On Friday morning, the Poets & Storytellers United site, which links up short writings, posted a prompt that provoked a very long and serious answer. The Napowrimo site, which doesn't specify length except in the sense that finishing a poem in one day tends to suggest starting with a short simple idea, posted a prompt that provoked a haiku.
Well, they asked for poems that respond to our own favorite poems, and then they posted a haiku as an example. The one they chose was a different translation than I've memorized of a classic haiku. It brought to mind another classic haiku I've often quoted, also found in a few different translations:
Doing his very best
the snail takes a long time
to climb the mountain.
My understanding is that in Japanese there's an idea that the snail is seen by a poet climbing the mountain as a Buddhist meditation ritual, so who knows whether in some dim unconscious way the snail's little soul is seeking spiritual growth and enlightenment just as the poet is...

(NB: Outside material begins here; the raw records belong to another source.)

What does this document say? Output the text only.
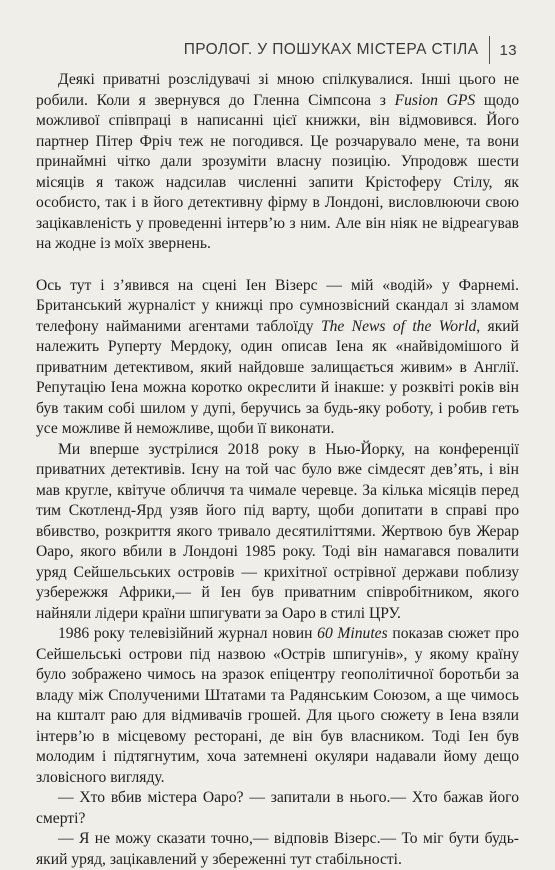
ПРОЛОГ. У ПОШУКАХ МІСТЕРА СТІЛА 13

Деякі приватні розслідувачі зі мною спілкувалися. Інші цього не робили. Коли я звернувся до Гленна Сімпсона з Fusion GPS щодо можливої співпраці в написанні цієї книжки, він відмовився. Його партнер Пітер Фріч теж не погодився. Це розчарувало мене, та вони принаймні чітко дали зрозуміти власну позицію. Упродовж шести місяців я також надсилав численні запити Крістоферу Стілу, як особисто, так і в його детективну фірму в Лондоні, висловлюючи свою зацікавленість у проведенні інтерв’ю з ним. Але він ніяк не відреагував на жодне із моїх звернень.

Ось тут і з’явився на сцені Іен Візерс — мій «водій» у Фарнемі. Британський журналіст у книжці про сумнозвісний скандал зі зламом телефону найманими агентами таблоїду The News of the World, який належить Руперту Мердоку, один описав Іена як «найвідомішого й приватним детективом, який найдовше залищається живим» в Англії. Репутацію Іена можна коротко окреслити й інакше: у розквіті років він був таким собі шилом у дупі, беручись за будь-яку роботу, і робив геть усе можливе й неможливе, щоби її виконати.

Ми вперше зустрілися 2018 року в Нью-Йорку, на конференції приватних детективів. Ієну на той час було вже сімдесят дев’ять, і він мав кругле, квітуче обличчя та чимале черевце. За кілька місяців перед тим Скотленд-Ярд узяв його під варту, щоби допитати в справі про вбивство, розкриття якого тривало десятиліттями. Жертвою був Жерар Оаро, якого вбили в Лондоні 1985 року. Тоді він намагався повалити уряд Сейшельських островів — крихітної острівної держави поблизу узбережжя Африки,— й Іен був приватним співробітником, якого найняли лідери країни шпигувати за Оаро в стилі ЦРУ.

1986 року телевізійний журнал новин 60 Minutes показав сюжет про Сейшельські острови під назвою «Острів шпигунів», у якому країну було зображено чимось на зразок епіцентру геополітичної боротьби за владу між Сполученими Штатами та Радянським Союзом, а ще чимось на кшталт раю для відмивачів грошей. Для цього сюжету в Іена взяли інтерв’ю в місцевому ресторані, де він був власником. Тоді Іен був молодим і підтягнутим, хоча затемнені окуляри надавали йому дещо зловісного вигляду.

— Хто вбив містера Оаро? — запитали в нього.— Хто бажав його смерті?

— Я не можу сказати точно,— відповів Візерс.— То міг бути будь-який уряд, зацікавлений у збереженні тут стабільності.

[Image from https://matsuobashohaiku.home.blog/2022/11/28/mt-fuji/ , which also has the Japanese words as written, a phonetic transcription, and a classic Japanese painting. I think the picture may be computer-generated; this is not a science post.]
In English the words are the sort of thing that come to mind when things just aren't working at the speed people reasonably expect and want them to work. Most especially a old laptop computer I treasured, as a gift from a friend, even as the version of Opera it could still run was locked out of more and more web sites...I called it the Sickly Snail. It was slow, but it always seemed to be doing its very best.
Nevertheless.
If the snail lives to
reach the summit, cheers! if not,
he had a good climb.
If you think of the snail in the same way I do, I suppose you might call this haiku a summary of the long poem that should appear here tomorrow morning.